Even in a human-warmed climate, fierce outbreaks of cold, snow and ice can still strike the Lone Star State. Case in point: an unusually intense and prolonged February cold wave that enveloped most of the central U.S., including Texas, by Valentine’s Day. On the morning of Feb. 14, advisories from the National Weather Service (NWS) for snow, ice, extreme cold and low wind chills covered nearly all of the nation between the Rockies and Appalachians.
By midday, all of Texas was plastered by winter storm warnings – a rare if not unprecedented occurrence.
Before this episode wanes, much of central and east Texas will see its coldest temperatures in at least 30 years.
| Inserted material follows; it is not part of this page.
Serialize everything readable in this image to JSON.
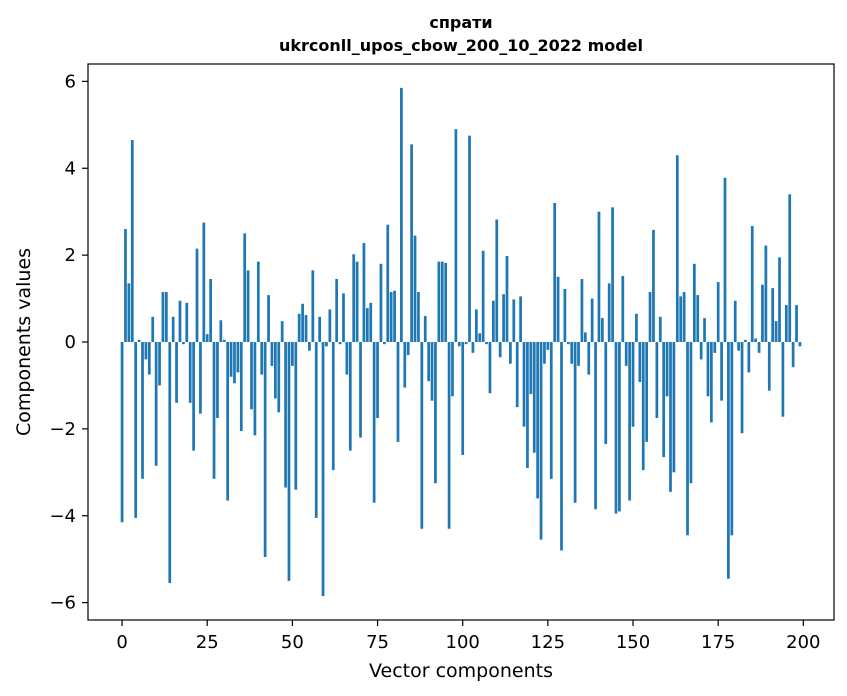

A week-long period below freezing may strike Dallas-Fort Worth, and record-long stretches below 40 degrees F are possible in Austin, San Antonio, and Houston. A series of snowfalls could end up producing a foot or more in pockets from DFW to Texarkana. Even Houston was bracing for a sharp bout of freezing rain, sleet and snow, with temperatures predicted to drop below 15 F and lower wind-chill numbers.
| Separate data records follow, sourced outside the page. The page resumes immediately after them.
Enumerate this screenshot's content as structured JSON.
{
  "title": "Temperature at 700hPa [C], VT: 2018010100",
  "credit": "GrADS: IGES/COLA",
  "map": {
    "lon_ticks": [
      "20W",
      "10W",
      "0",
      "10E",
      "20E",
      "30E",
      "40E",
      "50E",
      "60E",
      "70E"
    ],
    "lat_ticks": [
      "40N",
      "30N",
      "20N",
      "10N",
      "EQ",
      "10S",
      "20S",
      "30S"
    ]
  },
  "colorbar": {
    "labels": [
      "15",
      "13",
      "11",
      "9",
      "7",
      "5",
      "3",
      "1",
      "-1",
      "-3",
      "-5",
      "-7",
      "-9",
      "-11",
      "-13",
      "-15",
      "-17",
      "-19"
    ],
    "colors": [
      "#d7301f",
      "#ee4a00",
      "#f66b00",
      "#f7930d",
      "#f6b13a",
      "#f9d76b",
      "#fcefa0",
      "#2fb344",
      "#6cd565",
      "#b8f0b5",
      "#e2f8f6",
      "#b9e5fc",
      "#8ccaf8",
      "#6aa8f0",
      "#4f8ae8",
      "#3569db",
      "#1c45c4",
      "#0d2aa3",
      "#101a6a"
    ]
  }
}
This storm’s impacts may be vast and far-reaching, especially with millions more people living in Texas now than during the frigid onslaughts of the 20th century.
Houston native Matt Moreland, a former lead forecaster with the NWS in Houston-Galveston and now meteorologist in charge of the San Diego office, is watching the unfolding scenario intently.
“This will be the most impactful cold outbreak since 1989,” said Moreland. In parts of the Houston area, he added, “the extreme temperatures mean that ice will form on every surface: every road, highway, sidewalk, driveway, etc. It takes only small amounts of ice and snow accumulations at these temperatures to render travel impossible.”
Local weather versus global climate
It’s a timeworn tradition for those who deny or discount human-caused climate change to use high-profile episodes of winter weather as cudgels. After a sizable Washington, D.C., snowfall in February 2015, Republican Sen. James Inhofe of Oklahoma — who once called climate change “the greatest hoax ever perpetrated on the American people” — famously brought a snowball to the Senate floor.
Needless to say, a snowball doesn’t count as peer-reviewed evidence, and Texas’ Arctic invasion of February 2021 does not mean that global warming has been canceled. To find the most obvious fingerprints of climate change, you’ve got to inspect the trends rather than one-off events. This month notwithstanding, the coldest temperatures recorded each year in cities across the nation, including Texas, have trended upward over the past 50 years.
What about snowfall? The higher temperatures brought by climate change are clearly messing with the hydrologic cycle, intensifying the heaviest rainfalls and drying out the landscape more intensely during so-called “hot droughts.” On average, according to Climate Central, an independent scientific and communications organization, warming temperatures are tending to diminish annual snowfall across the South, while concentrating snows toward winter and away from fall and spring nationwide.
When conditions are just right – such as in a prolonged cold wave – snowfall can still rival or beat records of yore. February 2015, the month of Inhofe’s snowball demo, was the snowiest month in Boston’s history, with 64.8 inches. Yet the month’s total precipitation of 3.37 inches was very close to the long-term average of 3.25 inches. What made the difference? This was Boston’s second coldest month on record, which means that when precipitation did arrive, it was virtually all in the form of snow, as opposed to New England’s notorious cold rains.
Snow is also being measured more carefully than it was decades ago, which may be pushing up the accumulations at some locations.
For a reminder of what Texas’ infamously variable climate regime is capable of, look no further than February 1895, the second coldest month in Houston history, when the Gulf Coast got pummeled by its most spectacular snowfall on record. As recounted by Space City Weather, Houston reported a low of 10 F, followed by 20 inches of snow on Feb. 14-15.
According to the Houston Post (as cited by Space City Weather), “the streets were silent and deserted, and the almost trackless snow told the tale of a city’s quiet slumbers.”
Bob Henson is a contributing editor of Texas Climate News. A meteorologist and science writer based in Colorado, Henson is the author of “The Thinking Person’s Guide to Climate Change.”